Since several people have PMed me asking about this, I'll post a reply on the topic to make it more accessible. Apologies if some details may be a bit rusty, because I did this 5-6 years ago and I no longer have the original file on me.
My aim was to make a formula for the time it would take for a car to complete a whole race, and determine the strategy required to complete it in the shortest amount of time possible using the rate of change in lap times due to fuel loads and tyre degradation.
From what I can recall, there are several pieces of data that you need:
- Race distance in laps
- Lap time increase due to tyre degradation
- Time to complete a lap with 1 lap of fuel on board
- Fuel consumption
- Lap time reduction due to fuel consumption (AKA fuel load effect)
- Average pit stop and pit lane time
The formula to calculate the fuel load effect can be found here:
https://www.raeng.org.uk/publications/o ... car-racing
After this, you need to calculate how tyre degradation affects lap time too.
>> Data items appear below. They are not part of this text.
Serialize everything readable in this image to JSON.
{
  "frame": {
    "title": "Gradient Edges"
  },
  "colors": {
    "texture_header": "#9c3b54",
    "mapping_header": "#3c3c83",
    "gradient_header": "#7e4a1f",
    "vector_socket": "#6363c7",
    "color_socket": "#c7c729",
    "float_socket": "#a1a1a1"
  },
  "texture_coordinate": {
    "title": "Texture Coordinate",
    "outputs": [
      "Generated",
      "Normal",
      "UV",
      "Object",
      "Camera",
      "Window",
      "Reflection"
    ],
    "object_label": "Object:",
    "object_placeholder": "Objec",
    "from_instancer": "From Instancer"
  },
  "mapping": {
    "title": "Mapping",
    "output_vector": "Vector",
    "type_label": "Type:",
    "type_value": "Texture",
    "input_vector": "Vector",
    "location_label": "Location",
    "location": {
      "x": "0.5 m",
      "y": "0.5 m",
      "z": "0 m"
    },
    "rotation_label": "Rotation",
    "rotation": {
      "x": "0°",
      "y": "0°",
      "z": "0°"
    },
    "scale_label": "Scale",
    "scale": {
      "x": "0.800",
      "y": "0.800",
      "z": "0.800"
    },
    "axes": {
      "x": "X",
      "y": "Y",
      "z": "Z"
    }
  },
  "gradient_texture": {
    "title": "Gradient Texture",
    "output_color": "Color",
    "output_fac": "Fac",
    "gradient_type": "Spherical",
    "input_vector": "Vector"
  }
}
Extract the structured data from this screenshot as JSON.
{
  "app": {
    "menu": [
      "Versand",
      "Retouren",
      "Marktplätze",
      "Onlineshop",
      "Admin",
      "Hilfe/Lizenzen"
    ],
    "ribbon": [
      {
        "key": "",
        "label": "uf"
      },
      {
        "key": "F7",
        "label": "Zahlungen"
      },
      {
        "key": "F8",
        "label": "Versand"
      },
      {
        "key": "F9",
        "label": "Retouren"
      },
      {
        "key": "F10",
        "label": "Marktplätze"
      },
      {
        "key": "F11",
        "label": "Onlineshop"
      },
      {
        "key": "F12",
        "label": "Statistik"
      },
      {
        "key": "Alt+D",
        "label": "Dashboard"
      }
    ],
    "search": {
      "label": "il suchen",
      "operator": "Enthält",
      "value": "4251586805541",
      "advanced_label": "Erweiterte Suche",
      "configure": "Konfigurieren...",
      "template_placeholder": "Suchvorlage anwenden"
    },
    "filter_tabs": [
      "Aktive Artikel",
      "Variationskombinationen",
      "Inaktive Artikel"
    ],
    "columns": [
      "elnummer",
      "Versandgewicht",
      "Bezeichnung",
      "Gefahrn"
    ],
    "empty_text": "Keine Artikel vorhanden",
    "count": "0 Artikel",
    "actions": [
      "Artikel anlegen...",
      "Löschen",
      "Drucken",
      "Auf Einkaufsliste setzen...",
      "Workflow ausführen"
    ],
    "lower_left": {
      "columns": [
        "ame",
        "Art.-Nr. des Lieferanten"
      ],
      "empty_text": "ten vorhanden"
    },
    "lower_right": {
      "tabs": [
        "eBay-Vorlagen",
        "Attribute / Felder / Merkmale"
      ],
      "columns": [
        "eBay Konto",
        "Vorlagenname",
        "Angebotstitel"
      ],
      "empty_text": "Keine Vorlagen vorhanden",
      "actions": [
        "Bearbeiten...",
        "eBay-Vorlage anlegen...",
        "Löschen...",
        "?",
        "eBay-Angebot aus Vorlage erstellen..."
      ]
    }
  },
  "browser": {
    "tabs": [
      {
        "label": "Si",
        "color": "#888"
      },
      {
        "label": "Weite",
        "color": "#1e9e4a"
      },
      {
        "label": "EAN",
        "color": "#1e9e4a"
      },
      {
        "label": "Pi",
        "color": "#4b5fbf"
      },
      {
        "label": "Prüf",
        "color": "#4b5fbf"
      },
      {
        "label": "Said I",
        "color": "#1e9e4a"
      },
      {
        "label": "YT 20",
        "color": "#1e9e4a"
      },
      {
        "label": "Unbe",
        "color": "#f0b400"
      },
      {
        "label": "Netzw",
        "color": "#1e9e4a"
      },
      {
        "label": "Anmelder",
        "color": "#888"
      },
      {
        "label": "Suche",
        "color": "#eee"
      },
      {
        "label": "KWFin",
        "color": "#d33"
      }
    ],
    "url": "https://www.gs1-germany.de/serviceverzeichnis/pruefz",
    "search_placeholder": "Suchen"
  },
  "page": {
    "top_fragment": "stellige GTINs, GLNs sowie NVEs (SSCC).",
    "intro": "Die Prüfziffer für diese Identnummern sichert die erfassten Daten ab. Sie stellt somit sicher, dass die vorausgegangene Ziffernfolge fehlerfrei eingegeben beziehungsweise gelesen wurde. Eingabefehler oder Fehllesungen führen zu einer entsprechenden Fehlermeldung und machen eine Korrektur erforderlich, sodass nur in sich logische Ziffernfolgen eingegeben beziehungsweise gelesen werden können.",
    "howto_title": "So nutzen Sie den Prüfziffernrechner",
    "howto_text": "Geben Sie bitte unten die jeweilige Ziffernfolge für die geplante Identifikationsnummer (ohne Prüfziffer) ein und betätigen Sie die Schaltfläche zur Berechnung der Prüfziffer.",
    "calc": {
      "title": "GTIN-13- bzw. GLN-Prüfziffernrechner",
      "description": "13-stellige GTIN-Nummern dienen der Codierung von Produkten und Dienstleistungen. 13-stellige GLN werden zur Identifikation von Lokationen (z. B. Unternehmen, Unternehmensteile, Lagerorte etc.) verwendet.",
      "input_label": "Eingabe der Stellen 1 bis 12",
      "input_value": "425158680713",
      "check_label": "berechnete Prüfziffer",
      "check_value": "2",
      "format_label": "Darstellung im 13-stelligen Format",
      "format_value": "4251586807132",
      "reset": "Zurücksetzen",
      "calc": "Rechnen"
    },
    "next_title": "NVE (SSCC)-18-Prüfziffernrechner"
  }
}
Unfortunately, I can't find the source I used to calculate this, but for this you only need the rates of change of lap time in seconds depending on tyre compounds (I think on mine they were constant).
Then, you add each individual lap times of the race and change variables (e.g. stint length, when to pit, what tyre compounds to put on, etc) to find the optimum strategy.
Keep in mind that this is a very basic interpretation of how race strategies actually work since it ignores a large amount of variables (tyre temperatures, etc), but for an IA it should be pretty solid.